Не отвергать мысли помощника, наоборот, будить ее и этим тревожить и будить свою мысль. "Хожу над могилами..." В Египте вся земля - сплошная могила древности. Не будем брать Египет, думал Ромен. Нужно исследовать этот клочок земли. Город Мертвых. Разве у него, у Ромена, не возникало ощущение, что ноги его тонут в прахе умерших? Нет, это не то. Это относится скорее ко всему Египту, древней земле, растворившей в себе тысячу человеческих поколений. Ходить над могилами... Кругом - Город Мертвых. И все-таки, все-таки, что в этом чувстве Фариза?
И в его собственном чувстве?
Между тем подходило оборудование, приезжали рабочие.

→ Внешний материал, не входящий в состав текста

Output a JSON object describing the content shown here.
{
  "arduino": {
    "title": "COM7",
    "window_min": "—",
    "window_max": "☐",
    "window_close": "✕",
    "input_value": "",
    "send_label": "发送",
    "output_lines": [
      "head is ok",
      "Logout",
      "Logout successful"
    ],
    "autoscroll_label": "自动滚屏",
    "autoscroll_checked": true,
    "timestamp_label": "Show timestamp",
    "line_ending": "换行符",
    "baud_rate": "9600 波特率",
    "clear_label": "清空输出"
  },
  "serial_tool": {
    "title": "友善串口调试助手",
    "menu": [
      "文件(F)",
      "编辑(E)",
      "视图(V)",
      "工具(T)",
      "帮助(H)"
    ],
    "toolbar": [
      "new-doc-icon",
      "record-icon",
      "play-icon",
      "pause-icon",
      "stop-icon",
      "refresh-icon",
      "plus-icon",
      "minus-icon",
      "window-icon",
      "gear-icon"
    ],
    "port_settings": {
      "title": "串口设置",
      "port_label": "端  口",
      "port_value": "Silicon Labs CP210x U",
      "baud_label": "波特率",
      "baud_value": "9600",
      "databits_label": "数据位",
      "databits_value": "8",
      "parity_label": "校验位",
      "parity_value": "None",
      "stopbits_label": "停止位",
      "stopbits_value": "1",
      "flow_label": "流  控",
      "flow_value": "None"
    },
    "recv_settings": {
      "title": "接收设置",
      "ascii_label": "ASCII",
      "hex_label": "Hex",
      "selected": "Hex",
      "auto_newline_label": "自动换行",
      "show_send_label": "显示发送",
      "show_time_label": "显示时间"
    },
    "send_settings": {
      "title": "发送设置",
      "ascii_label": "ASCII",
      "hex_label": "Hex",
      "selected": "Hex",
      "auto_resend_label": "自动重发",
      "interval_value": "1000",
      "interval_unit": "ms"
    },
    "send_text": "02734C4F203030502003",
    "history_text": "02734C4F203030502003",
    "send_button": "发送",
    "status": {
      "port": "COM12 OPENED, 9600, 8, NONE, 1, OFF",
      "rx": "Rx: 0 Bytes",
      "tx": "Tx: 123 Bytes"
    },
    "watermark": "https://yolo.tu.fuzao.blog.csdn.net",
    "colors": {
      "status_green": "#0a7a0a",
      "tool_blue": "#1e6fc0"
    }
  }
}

- Все же мне кажется, - возвращался к своей мысли Фариз, - что могилы у нас под ногами.
Ромен тоже склонялся к этому. Еще в древности большинство погребальных камер оказались пустыми. Где их обитатели? Не является ли Город Мертвых фикцией, камуфляжем? Где истинные погребения знати? Разграблены? Частично разграблены, Ромен с этим согласен. Но знать была не настолько глупой, чтобы подвергнуть себя бесславной участи. По верованиям эпохи с утратой мумии человек лишался вечного блаженства в садах Осириса. Знать тоже рассчитывала на вечность и умела прятать свои погребения. Может быть, прав Фариз, когда говорит, что ходит над могилами? Может быть, есть второй некрополь, подземный?
Так они пришли с Фаризом к общему мнению. Наметили план раскопок - наклонную штольню под Город Мертвых.
И не ошиблись. Через полгода наткнулись на подземную галерею.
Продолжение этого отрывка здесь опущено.